US 11,908,124 B2
	Pavement nondestructive detection and identification method based on small samples
Hui Wang, Chongqing (CN); Zijie Lin, Chongqing (CN); and Wenruo Fan, Chongqing (CN)
Assigned to Chongqing University, Chongqing (CN)
Filed by Chongqing University, Chongqing (CN)
Filed on Jul. 3, 2023, as Appl. No. 18/346,458.
Claims priority of application No. 202210784688.1 (CN), filed on Jul. 5, 2022.
Prior Publication US 2024/0013368 A1, Jan. 11, 2024
Int. Cl. G06T 7/00 (2017.01); G06T 7/11 (2017.01); G06T 3/40 (2006.01); G06V 10/40 (2022.01)

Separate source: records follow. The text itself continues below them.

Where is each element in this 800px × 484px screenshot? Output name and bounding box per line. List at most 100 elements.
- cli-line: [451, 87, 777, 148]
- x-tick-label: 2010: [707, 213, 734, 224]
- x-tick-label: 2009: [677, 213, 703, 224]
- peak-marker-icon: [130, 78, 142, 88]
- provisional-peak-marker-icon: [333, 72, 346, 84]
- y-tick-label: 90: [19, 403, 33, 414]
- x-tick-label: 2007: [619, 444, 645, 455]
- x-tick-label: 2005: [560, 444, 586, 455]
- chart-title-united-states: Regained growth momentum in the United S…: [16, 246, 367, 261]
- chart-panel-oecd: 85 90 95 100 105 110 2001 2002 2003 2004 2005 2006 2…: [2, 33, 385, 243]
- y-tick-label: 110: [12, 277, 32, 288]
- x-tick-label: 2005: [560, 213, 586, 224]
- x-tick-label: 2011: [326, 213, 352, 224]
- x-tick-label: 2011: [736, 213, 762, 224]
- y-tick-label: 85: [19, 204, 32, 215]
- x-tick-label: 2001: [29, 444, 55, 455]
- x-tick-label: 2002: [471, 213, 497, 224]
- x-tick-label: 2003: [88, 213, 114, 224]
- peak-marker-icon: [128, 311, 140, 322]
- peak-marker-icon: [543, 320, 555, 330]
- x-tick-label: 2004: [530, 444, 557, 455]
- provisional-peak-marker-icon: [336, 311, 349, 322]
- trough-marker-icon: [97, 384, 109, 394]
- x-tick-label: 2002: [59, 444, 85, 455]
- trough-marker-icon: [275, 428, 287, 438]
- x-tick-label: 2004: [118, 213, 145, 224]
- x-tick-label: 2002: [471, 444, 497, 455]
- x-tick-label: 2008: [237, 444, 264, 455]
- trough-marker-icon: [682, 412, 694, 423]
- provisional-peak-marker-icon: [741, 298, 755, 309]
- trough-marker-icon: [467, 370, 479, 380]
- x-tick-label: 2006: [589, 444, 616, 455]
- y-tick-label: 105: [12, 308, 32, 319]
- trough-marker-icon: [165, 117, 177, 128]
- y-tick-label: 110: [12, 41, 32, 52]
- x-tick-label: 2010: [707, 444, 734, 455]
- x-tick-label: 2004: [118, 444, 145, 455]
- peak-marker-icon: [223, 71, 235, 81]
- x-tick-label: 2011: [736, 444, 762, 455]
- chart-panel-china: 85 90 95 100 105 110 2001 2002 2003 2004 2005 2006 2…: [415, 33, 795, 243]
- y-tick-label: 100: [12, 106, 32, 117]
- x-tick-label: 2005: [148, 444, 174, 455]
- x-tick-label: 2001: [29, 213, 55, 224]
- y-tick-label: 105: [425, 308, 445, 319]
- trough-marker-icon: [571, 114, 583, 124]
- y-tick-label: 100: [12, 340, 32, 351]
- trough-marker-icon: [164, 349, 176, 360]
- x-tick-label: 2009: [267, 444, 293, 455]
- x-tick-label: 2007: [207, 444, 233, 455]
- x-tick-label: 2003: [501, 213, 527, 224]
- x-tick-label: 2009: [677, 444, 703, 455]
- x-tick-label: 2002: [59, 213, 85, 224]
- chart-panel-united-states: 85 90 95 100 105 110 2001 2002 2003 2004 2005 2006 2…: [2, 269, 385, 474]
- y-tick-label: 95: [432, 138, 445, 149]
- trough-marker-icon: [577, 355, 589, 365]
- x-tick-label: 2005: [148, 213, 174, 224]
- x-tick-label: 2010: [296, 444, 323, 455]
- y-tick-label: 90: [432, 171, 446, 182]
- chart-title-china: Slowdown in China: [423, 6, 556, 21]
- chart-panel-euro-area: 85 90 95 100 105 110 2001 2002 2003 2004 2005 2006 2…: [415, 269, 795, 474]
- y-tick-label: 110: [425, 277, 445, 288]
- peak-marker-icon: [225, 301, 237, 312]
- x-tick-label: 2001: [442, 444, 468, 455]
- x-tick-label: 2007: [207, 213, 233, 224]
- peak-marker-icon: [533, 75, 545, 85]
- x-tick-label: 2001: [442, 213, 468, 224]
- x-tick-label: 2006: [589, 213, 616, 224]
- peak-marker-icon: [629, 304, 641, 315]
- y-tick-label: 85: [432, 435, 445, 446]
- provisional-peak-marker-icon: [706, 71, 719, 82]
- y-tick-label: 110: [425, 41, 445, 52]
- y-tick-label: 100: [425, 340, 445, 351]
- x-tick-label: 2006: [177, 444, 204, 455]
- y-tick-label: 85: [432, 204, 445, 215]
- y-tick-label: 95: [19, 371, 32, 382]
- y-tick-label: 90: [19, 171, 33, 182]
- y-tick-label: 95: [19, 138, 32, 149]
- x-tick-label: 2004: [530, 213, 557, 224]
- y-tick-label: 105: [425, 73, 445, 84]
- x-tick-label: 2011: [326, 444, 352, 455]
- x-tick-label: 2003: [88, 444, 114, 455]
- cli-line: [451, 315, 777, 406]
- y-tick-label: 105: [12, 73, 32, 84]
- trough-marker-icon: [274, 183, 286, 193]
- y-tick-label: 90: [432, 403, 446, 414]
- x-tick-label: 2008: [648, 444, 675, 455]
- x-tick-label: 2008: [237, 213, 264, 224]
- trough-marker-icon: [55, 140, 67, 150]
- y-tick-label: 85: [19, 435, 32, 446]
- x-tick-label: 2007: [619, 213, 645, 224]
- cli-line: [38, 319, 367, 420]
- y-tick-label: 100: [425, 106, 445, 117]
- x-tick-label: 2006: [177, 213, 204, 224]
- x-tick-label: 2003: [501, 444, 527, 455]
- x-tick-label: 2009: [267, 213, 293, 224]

CPC G06T 7/0004 (2013.01) [G06T 3/4092 (2013.01); G06T 7/11 (2017.01); G06V 10/40 (2022.01); G06T 2207/20021 (2013.01); G06T 2207/30132 (2013.01)]

5 Claims

1. A pavement nondestructive and identification method based on small samples, comprising: constructing an original dataset, dividing the original dataset into several patch blocks, sampling the patch blocks, and obtaining samples of the patch blocks; inputting the samples of the patch blocks into a transformer model for feature extraction and target reconstruction, and obtaining a trained transformer model; detecting input pavement sample images based on the trained transformer model; inputting the patch blocks as an input sequence into the transformer model for training to lower resolution and reduce pixels of an image background; and performing feature extraction based on an encoder in the transformer model, comprising, firstly, obtaining the patch blocks by dividing the input equally, and then obtaining image tokens based on a method of linear projection, and adding a position embedding after the tokens are generated to solve position information lost; then, inputting labelled images into the encoder in the transformer for classification; only using class tokens in the classification; outputting different weight combinations in a process of the linear projection, wherein information obtained by the different weight combinations is multi-head information; and performing the feature extraction on the multi-head information based on a multi-head attention mechanism; the target reconstruction comprises: performing pixel-level reconstruction on masked images in the patch blocks based on an a masked autoencoder, dividing the images into patch blocks, randomly masking parts in the patch blocks, and then arranging unmasked patch blocks in sequence, and sending to a transformer encoder to obtain feature vectors; then, inserting masked patch blocks into the feature vectors according to positions in raw images, and then putting into decoder, wherein the decoder reconstructs pixel information to generate original pictures; wherein the masked patch blocks only comprise position information.